Ingredients
(makes 12)
Brown dough
Rice flour : 50g
Dark brown sugar : 40g
Boiling water : 60ml
Glutinous rice flour : 20g
Water : 20ml
White dough
Rice flour : 50g
Sugar : 20g
Boiling water : 60ml
Glutinous rice flour : 20g
Water : 20ml

For Childrenʼs Day, (5 May), ʻKashiwa Mochiʼ is traditionally eaten ‒ but in Hokkaido the leaf-shaped, brown-and-white, ʻBeko Mochiʼ is more common. These two-tone rice cakes are often made at home in Hokkaido and in Tohoku. They can be semi-circular or round, made with a mould or with your hands. Despite having the same name, Beko Mochi from different regions can be quite different. What an interesting sweet! It seems to have changed over the years precisely because people keep loving and making it. Try making this delicious chewy confection with its sweet, subtle hint of sugar cane.
Preparation
Cut twelve 15×10cm rectangles of baking paper.
Method
- First, make the brown dough. Put dark brown sugar in a microwave-safe bowl, pour in boiling water, and whisk until sugar is dissolved. Add rice flour and mix well (photo 1). Quickly cover with plastic wrap, then microwave for 1 minute (photo 2).

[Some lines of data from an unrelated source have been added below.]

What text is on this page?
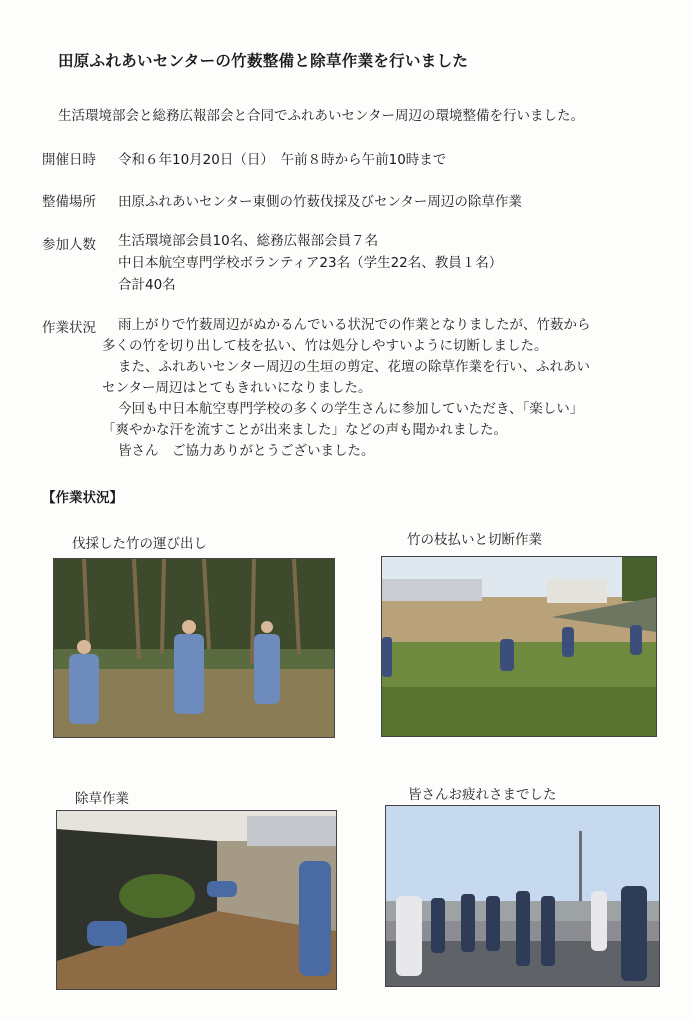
田原ふれあいセンターの竹薮整備と除草作業を行いました
生活環境部会と総務広報部会と合同でふれあいセンター周辺の環境整備を行いました。
開催日時 令和６年10月20日（日）　午前８時から午前10時まで
整備場所 田原ふれあいセンター東側の竹薮伐採及びセンター周辺の除草作業
参加人数 生活環境部会員10名、総務広報部会員７名
中日本航空専門学校ボランティア23名（学生22名、教員１名）
合計40名
作業状況 雨上がりで竹薮周辺がぬかるんでいる状況での作業となりましたが、竹薮から
多くの竹を切り出して枝を払い、竹は処分しやすいように切断しました。
また、ふれあいセンター周辺の生垣の剪定、花壇の除草作業を行い、ふれあい
センター周辺はとてもきれいになりました。
今回も中日本航空専門学校の多くの学生さんに参加していただき、「楽しい」
「爽やかな汗を流すことが出来ました」などの声も聞かれました。
皆さん　ご協力ありがとうございました。
【作業状況】
伐採した竹の運び出し	竹の枝払いと切断作業
除草作業	皆さんお疲れさまでした
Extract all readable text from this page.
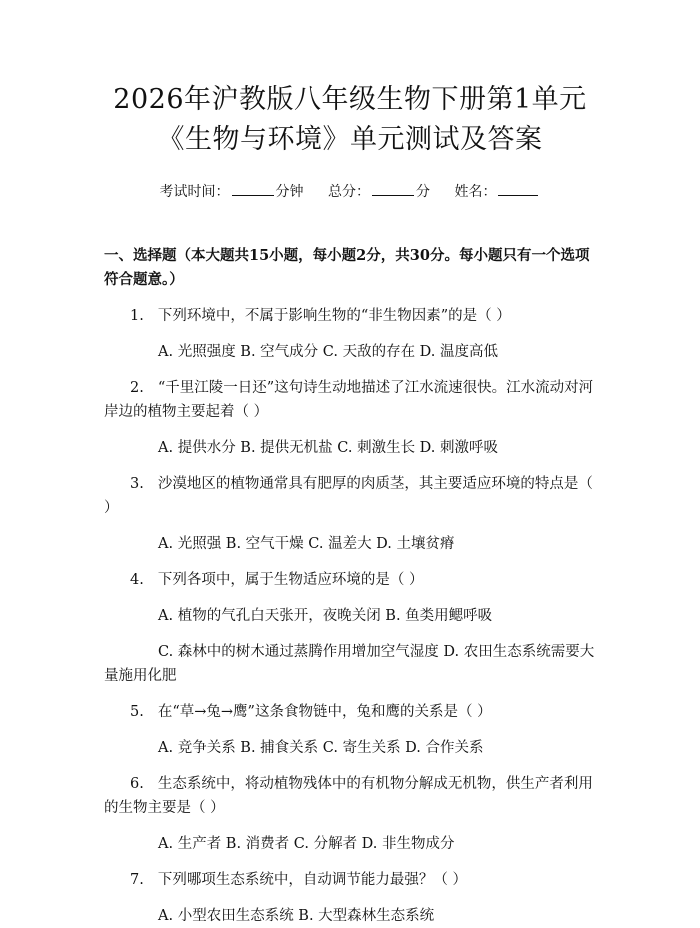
2026年沪教版八年级生物下册第1单元《生物与环境》单元测试及答案
考试时间：	分钟 总分：	分 姓名：
一、选择题（本大题共15小题，每小题2分，共30分。每小题只有一个选项符合题意。）
1. 下列环境中，不属于影响生物的“非生物因素”的是（ ）
A. 光照强度 B. 空气成分 C. 天敌的存在 D. 温度高低
2. “千里江陵一日还”这句诗生动地描述了江水流速很快。江水流动对河岸边的植物主要起着（ ）
A. 提供水分 B. 提供无机盐 C. 刺激生长 D. 刺激呼吸
3. 沙漠地区的植物通常具有肥厚的肉质茎，其主要适应环境的特点是（ ）
A. 光照强 B. 空气干燥 C. 温差大 D. 土壤贫瘠
4. 下列各项中，属于生物适应环境的是（ ）
A. 植物的气孔白天张开，夜晚关闭 B. 鱼类用鳃呼吸
C. 森林中的树木通过蒸腾作用增加空气湿度 D. 农田生态系统需要大量施用化肥
5. 在“草→兔→鹰”这条食物链中，兔和鹰的关系是（ ）
A. 竞争关系 B. 捕食关系 C. 寄生关系 D. 合作关系
6. 生态系统中，将动植物残体中的有机物分解成无机物，供生产者利用的生物主要是（ ）
A. 生产者 B. 消费者 C. 分解者 D. 非生物成分
7. 下列哪项生态系统中，自动调节能力最强？（ ）
A. 小型农田生态系统 B. 大型森林生态系统
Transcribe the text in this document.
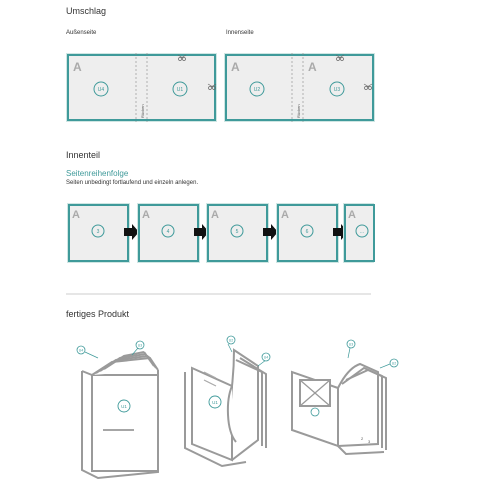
Umschlag
Außenseite	Innenseite
Innenteil
Seitenreihenfolge
Seiten unbedingt fortlaufend und einzeln anlegen.
fertiges Produkt
A
Rücken
U4	U1
A	A
Rücken
U2	U3
A
3
A
4
A
5
A
6
A
...
U4
U3
U1
U2
U1
U4
2
3
U3
U2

- Put the resulting dough on a damp cloth, then knead until smooth.
- Add water to glutinous rice flour a little at a time, mixing, until a soft dough forms.
- To make the white dough, follow steps 1 to 3 but instead use the second ingredients list.
- Knead the two doughs together until smooth, then enclose in plastic wrap (photo 3).
- Roll brown dough and white dough into two long sausage shapes. Twist the two together, then divide into 12 parts (photo 4). Form each into a leaf shape and draw on veins with a skewer (photos 5 & 6).
- Put each leaf onto a rectangle of baking paper, then steam for 10 minutes (photo 7).